Auteur : DOUCET Alain

Style : Scènes de vie




19 h 55. Je quitte le bureau. La dernière. C’est bien vu par le patron. Je n’ai pas le temps de rentrer chez moi. A 21 h, un copain donne un concert avec son groupe de heavy metal dans un café pourri, vaguement underground, de l’autre côté de la Meuse. J’ai dit que j’irais. En attendant, je me détends, je prends une bière dans une brasserie. Assise sur un haut tabouret, au bar. Je n’aime pas beaucoup cette situation. Une fille de trente-neuf ans, seule, au bar, ça ressemble à une supplication : venez m’aborder, je suis célibataire, à trente-neuf ans, je ne serai pas très exigeante. Je n’aime pas ça, parce que ce n’est pas vrai. Je n’ai pas envie qu’on m’aborde. Je suis très bien comme ça. De toute façon, je gagne plus que la plupart des gens dans cette brasserie. 2800 euros net. J’espère qu’ils ont vu que je roule en Mini intérieur cuir.

20 h 50. Je gare ma Mini dans un quartier où j’espère qu’on ne va pas me la griffer. Combien gagnent les gens dans ce coin ? A voir les maisons, ça n’a pas l’air folichon.

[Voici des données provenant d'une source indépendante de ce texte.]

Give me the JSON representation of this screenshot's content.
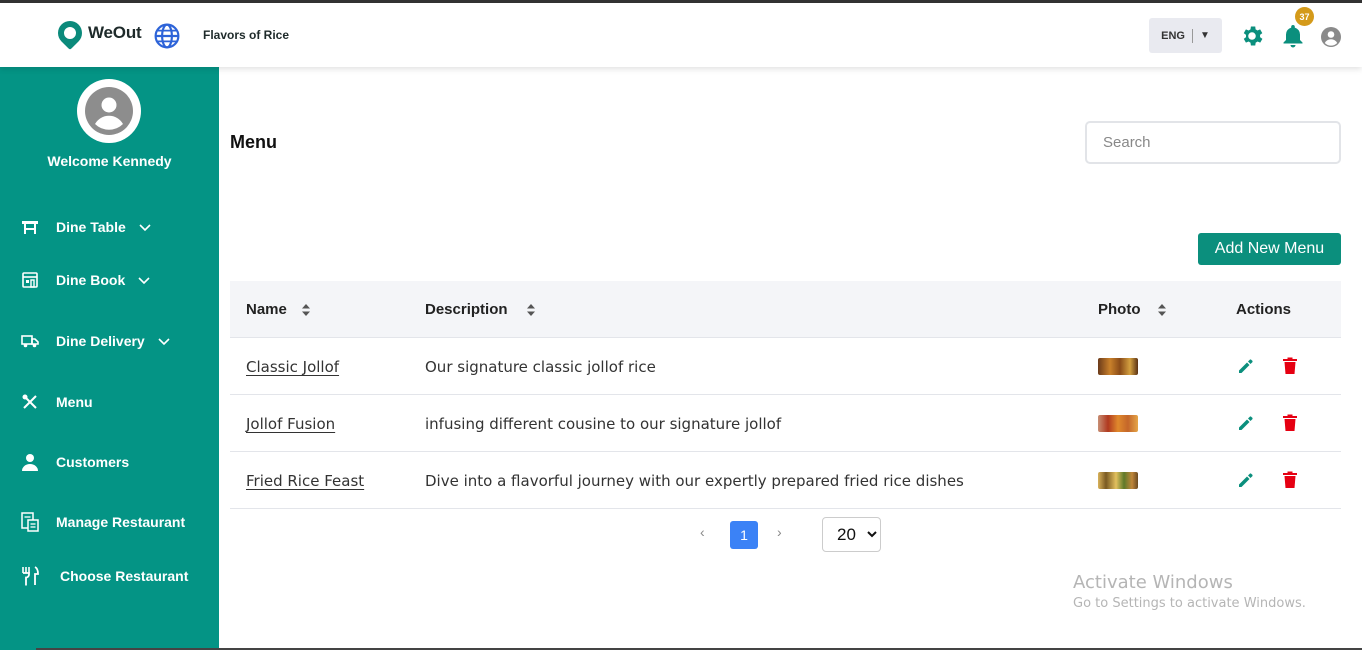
{
  "header": {
    "logo_text": "WeOut",
    "restaurant_name": "Flavors of Rice",
    "language": "ENG",
    "notification_count": "37",
    "accent_color": "#049485"
  },
  "sidebar": {
    "welcome": "Welcome Kennedy",
    "items": [
      {
        "label": "Dine Table",
        "icon": "table-icon",
        "expandable": true
      },
      {
        "label": "Dine Book",
        "icon": "store-icon",
        "expandable": true
      },
      {
        "label": "Dine Delivery",
        "icon": "truck-icon",
        "expandable": true
      },
      {
        "label": "Menu",
        "icon": "utensils-crossed-icon",
        "expandable": false
      },
      {
        "label": "Customers",
        "icon": "person-icon",
        "expandable": false
      },
      {
        "label": "Manage Restaurant",
        "icon": "document-icon",
        "expandable": false
      },
      {
        "label": "Choose Restaurant",
        "icon": "fork-knife-icon",
        "expandable": false
      }
    ]
  },
  "main": {
    "title": "Menu",
    "search_placeholder": "Search",
    "add_button": "Add New Menu",
    "columns": [
      "Name",
      "Description",
      "Photo",
      "Actions"
    ],
    "rows": [
      {
        "name": "Classic Jollof",
        "description": "Our signature classic jollof rice"
      },
      {
        "name": "Jollof Fusion",
        "description": "infusing different cousine to our signature jollof"
      },
      {
        "name": "Fried Rice Feast",
        "description": "Dive into a flavorful journey with our expertly prepared fried rice dishes"
      }
    ],
    "pagination": {
      "prev": "‹",
      "current": "1",
      "next": "›",
      "page_size": "20"
    }
  },
  "watermark": {
    "line1": "Activate Windows",
    "line2": "Go to Settings to activate Windows."
  }
}
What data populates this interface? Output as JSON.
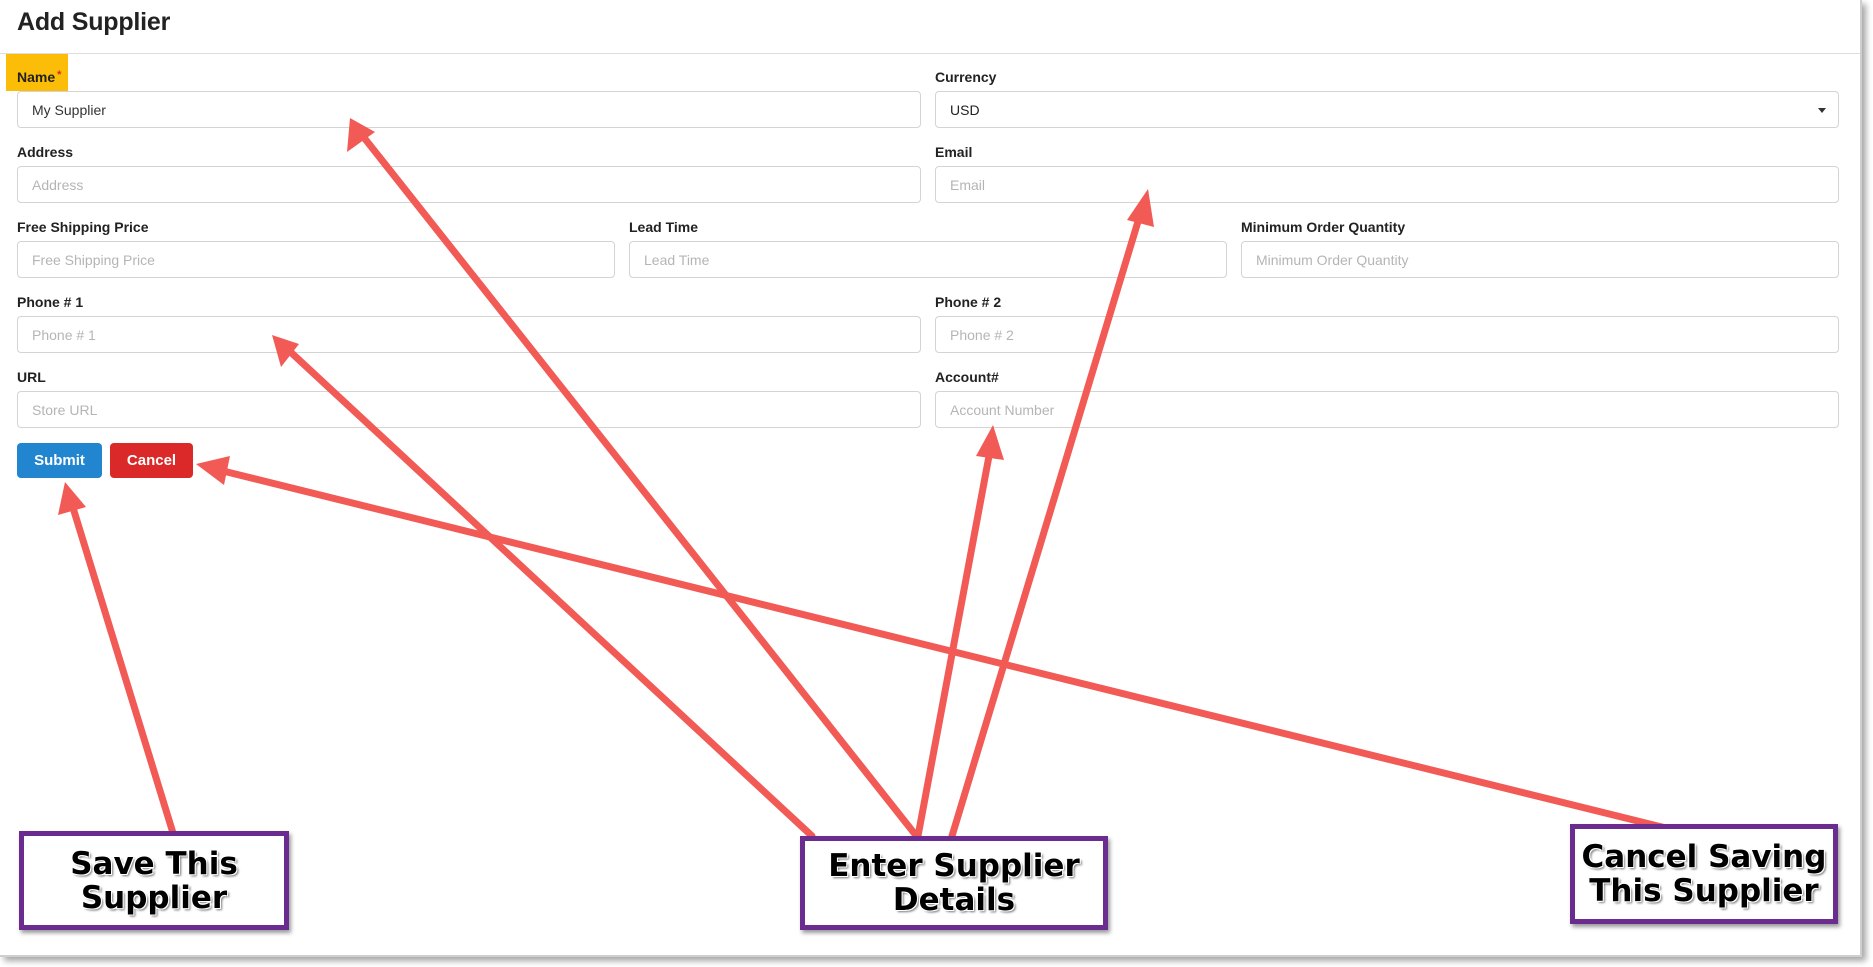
{
  "header": {
    "title": "Add Supplier"
  },
  "form": {
    "name": {
      "label": "Name",
      "required_mark": "*",
      "value": "My Supplier"
    },
    "currency": {
      "label": "Currency",
      "selected": "USD"
    },
    "address": {
      "label": "Address",
      "placeholder": "Address"
    },
    "email": {
      "label": "Email",
      "placeholder": "Email"
    },
    "free_shipping_price": {
      "label": "Free Shipping Price",
      "placeholder": "Free Shipping Price"
    },
    "lead_time": {
      "label": "Lead Time",
      "placeholder": "Lead Time"
    },
    "minimum_order_quantity": {
      "label": "Minimum Order Quantity",
      "placeholder": "Minimum Order Quantity"
    },
    "phone1": {
      "label": "Phone # 1",
      "placeholder": "Phone # 1"
    },
    "phone2": {
      "label": "Phone # 2",
      "placeholder": "Phone # 2"
    },
    "url": {
      "label": "URL",
      "placeholder": "Store URL"
    },
    "account": {
      "label": "Account#",
      "placeholder": "Account Number"
    }
  },
  "buttons": {
    "submit": "Submit",
    "cancel": "Cancel"
  },
  "callouts": {
    "save": [
      "Save This",
      "Supplier"
    ],
    "enter": [
      "Enter Supplier",
      "Details"
    ],
    "cancel": [
      "Cancel Saving",
      "This Supplier"
    ]
  },
  "colors": {
    "name_label_highlight": "#fbbd08",
    "submit": "#2185d0",
    "cancel": "#db2828",
    "arrow": "#f25a55",
    "callout_border": "#6b2c8f"
  }
}
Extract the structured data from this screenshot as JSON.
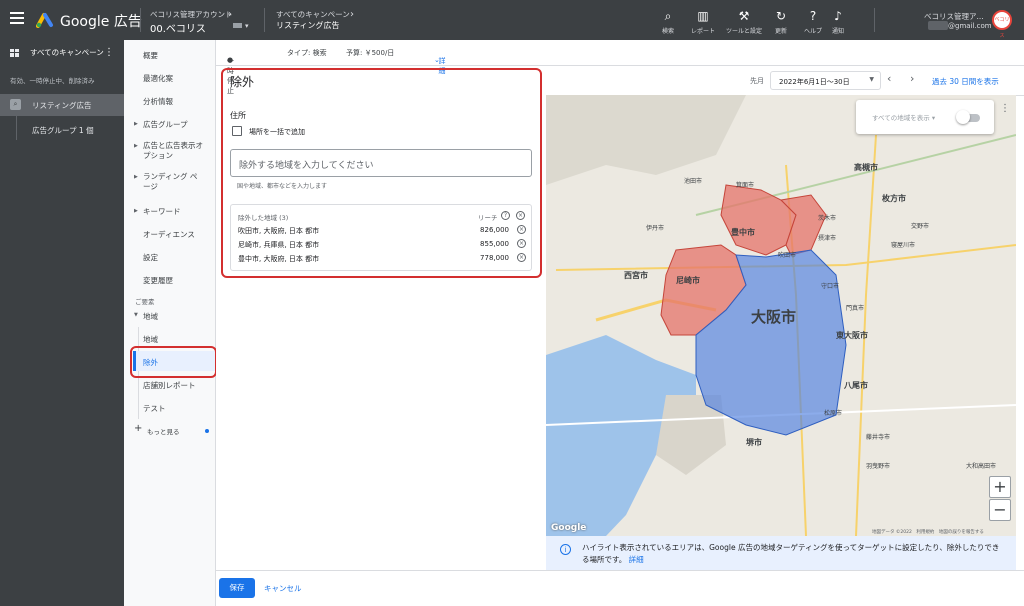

23 h 50. Je suis chez moi. Crevée. Le groupe était pas mal. J’ai les oreilles qui sifflent. Quand même, je ne les vois pas à Forest National ou au Stade de France. C’est toujours pareil, partout autour de moi, je trouve un manque d’ambition consternant. Je ne devrais pas vivre en province. Mais j’ai un bon job.

02 h 30. Encore une putain de souris qui me réveille. Elle couine dans le panier de fruits. Liège est la ville des souris. Je la chasse d’un coup d’essuie. Elle s’enfuit je ne sais où. Quoi qu’il en soit, elle reviendra. Ma nouvelle chemise de nuit blanche fait de jolis reflets dans la fenêtre noire.

7 h 00. Réveille-matin. Premier avril. Les infos. Demain, le G20 tient sa grande réunion à Londres. Sortir de la crise. Je me pèse. 57 kilos 300. J’ai pris 200 grammes. Les bières d’hier. Je me douche. Queen à la radio : « It’s a beautiful day ». Paraît que c’est la dernière chanson qu’il a enregistrée, avant de mourir. Tout un programme.

8 h 30. J’arrive au bureau.

8 h 40. Machine à café.

10 h 35. Coup de fil de ce connard de client qui m’envoie deux mails par jour depuis une semaine. Mais qu’est-ce qu’ils croient !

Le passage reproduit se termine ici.